NUN – ein positives Seufzen

In Konstanz liegen sie überall. In Cafés, Geschäften, im Theater, beim Frisör. Und in Kreuzlingen auch. Dunkelblaue Magazine mit einer neonorangenen Rutschbahn darauf. „NUN,“ heißt das neue Kulturmagazin, das die beiden Grenzstädte verbindet. Voller Herzblut und trotzdem ganz umsonst. Wer steckt nur dahinter?

Zwischen Flyern und Prospekten sehe ich das „NUN“ erstmals in einem Restaurant. Ein Magazin für Konstanz und Kreuzlingen, steht auf dem Cover. Im Daumenkino durchgeblättert, sehe ich bunte Grafiken, große Fotos, wenige Werbeanzeigen. Der Geruch von frischer Druckerfarbe weht durch das 135-Gramm-Papier. „Darf ich das lesen?“, frage ich den Kellner. „Das kannst du auch mitnehmen, ist kostenlos.“, sagt der und schwupps ist das edle Teil in meiner Tasche.
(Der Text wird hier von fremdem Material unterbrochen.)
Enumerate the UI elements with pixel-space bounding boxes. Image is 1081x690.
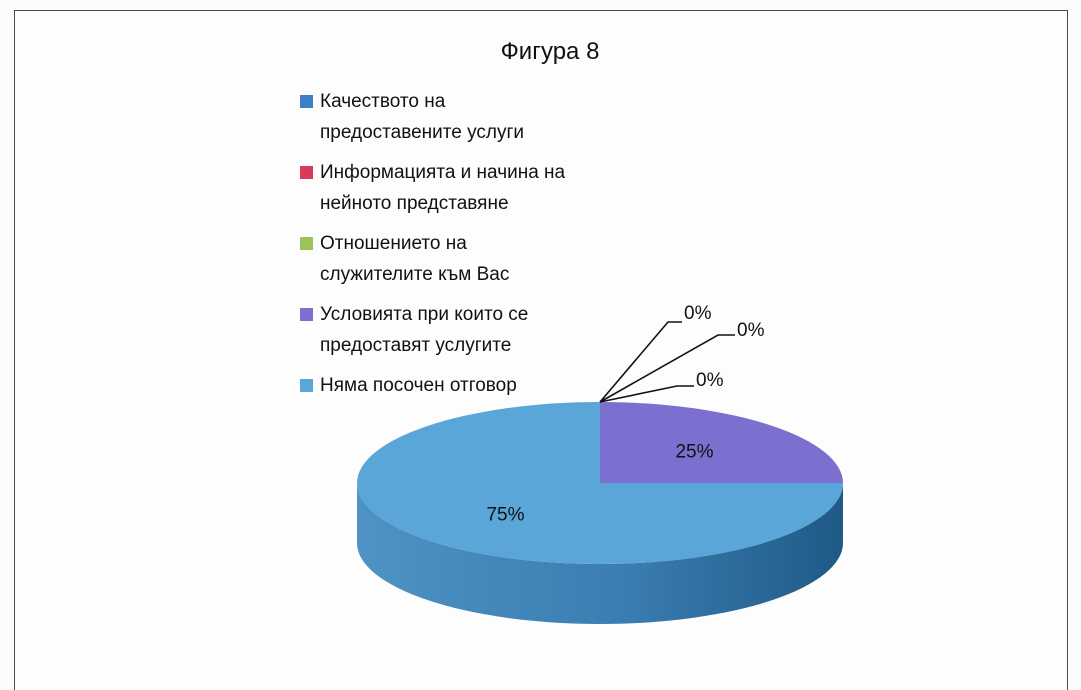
pie-side-wall: [357, 483, 843, 624]
leader-line: [599, 334, 735, 403]
legend-label: Отношението на: [320, 233, 467, 254]
chart-title: Фигура 8: [500, 38, 600, 65]
legend-swatch: [300, 379, 313, 392]
legend-swatch: [300, 237, 313, 250]
leader-line: [599, 385, 694, 403]
slice-label: 0%: [696, 370, 724, 391]
legend-item: Качеството на предоставените услуги: [300, 86, 630, 148]
slice-label: 0%: [684, 303, 712, 324]
slice-label: 75%: [486, 505, 524, 526]
legend-swatch: [300, 95, 313, 108]
pie-slice: [357, 402, 843, 564]
legend-label: нейното представяне: [320, 193, 509, 214]
legend-label: Условията при които се: [320, 304, 529, 325]
legend-label: Качеството на: [320, 91, 446, 112]
legend-item: Отношението на служителите към Вас: [300, 228, 630, 290]
legend-item: Няма посочен отговор: [300, 370, 630, 401]
legend-item: Условията при които се предоставят услуги…: [300, 299, 630, 361]
slice-label: 0%: [737, 320, 765, 341]
pie-slice: [600, 402, 843, 483]
legend-item: Информацията и начина на нейното представ…: [300, 157, 630, 219]
legend-label: служителите към Вас: [320, 264, 510, 285]
legend-label: Информацията и начина на: [320, 162, 566, 183]
legend-label: Няма посочен отговор: [320, 375, 517, 396]
legend-label: предоставените услуги: [320, 122, 525, 143]
chart-legend: Качеството на предоставените услуги Информ…: [300, 86, 630, 410]
leader-line: [599, 321, 682, 403]
slice-label: 25%: [675, 441, 713, 462]
legend-swatch: [300, 166, 313, 179]
legend-swatch: [300, 308, 313, 321]
legend-label: предоставят услугите: [320, 335, 512, 356]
Auf dem Sofa lese ich Dinge über die Stadt, in der ich seit über einem Jahrzehnt lebe, und über die andere Stadt, gleich nebenan. Dinge, von denen ich keine Ahnung hatte. Die Konstanzer Skaterszene. Trap Music. der Alltag einer Dragqueen. Dazwischen Gedichte, die Biographie einer Roten Grütze, Infos übers Containern statt eines Shopping guides. Mit Fähre, Fahrrad und Taxi geht es hin und her, über die Grenze und zurück. Gezeigt werden Orte, von denen man zwar schon gehört hat, wo man aber nie gewesen ist: das Casino, das Planetarium, der Tätowierer. Cool!
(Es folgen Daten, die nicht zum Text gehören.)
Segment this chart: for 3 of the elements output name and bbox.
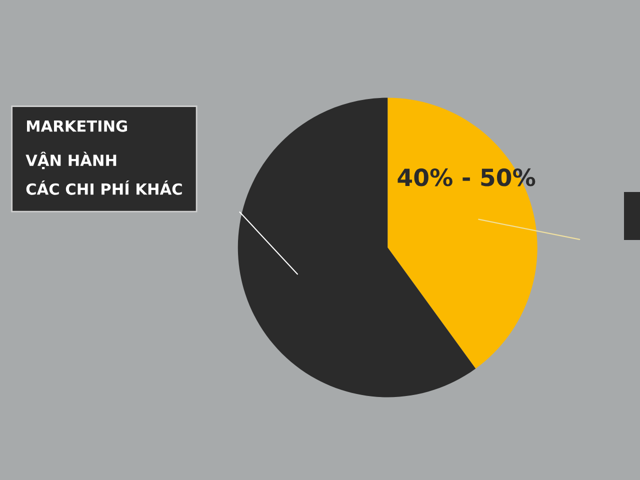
pie-slice (388, 98, 538, 369)
category-label: MARKETING VẬN HÀNH CÁC CHI PHÍ KHÁC (26, 120, 182, 195)
pie-slice (238, 98, 476, 398)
„Was liest du da?“, fragt der Mann. „Das neue Konstanz/Kreuzlinger Kulturmagazin“, sage ich. „Sieht aus wie aus Berlin.“, findet er. Ja, tatsächlich. Es hat so gar nichts von bisherigen Magazinen, die sich mit Fotos der Seestraße schmücken, irgendwo die Imperia abbilden und Kreuzlingen nicht erwähnen – ist ja auch das Ausland, obwohl nur einen Katzensprung entfernt. Wer steckt hinter dem Heft? Ich bin neugierig und schicke eine Mail an die Redaktion. Und prompt werde ich eingeladen, in ein Büro im Hofhaus.

Das steht mitten im Stadtteil Paradies. In einem Hinterhof stapeln sich Büros zu einer bunten Gemeinschaft. Vor der Tür stehen Gartenmöbel und Kinderfahrräder, zwei Jungs rauchen eine Zigarette in der Sonne. Im zweiten Stock finde ich das Büro „2 Zimmer“. Hier erwarten mich Annabelle Höpfer und Miriam Stepper, um mir von der Entstehungsgeschichte von „NUN,“ zu erzählen. Beide haben in Konstanz Kommunikationsdesign studiert und ihre Abschlussarbeiten zu ähnlichen Themen verfasst. Stepper hat einen Reiseführer entwickelt, der universell einsetzbar ist und auf die Methode des Zufalls und der Kreativität setzt, Höpfer ein Magazin über Konstanz, das die Provinzstadt aus unterschiedlichen und ungewöhnlichen Blickwinkeln erschließt.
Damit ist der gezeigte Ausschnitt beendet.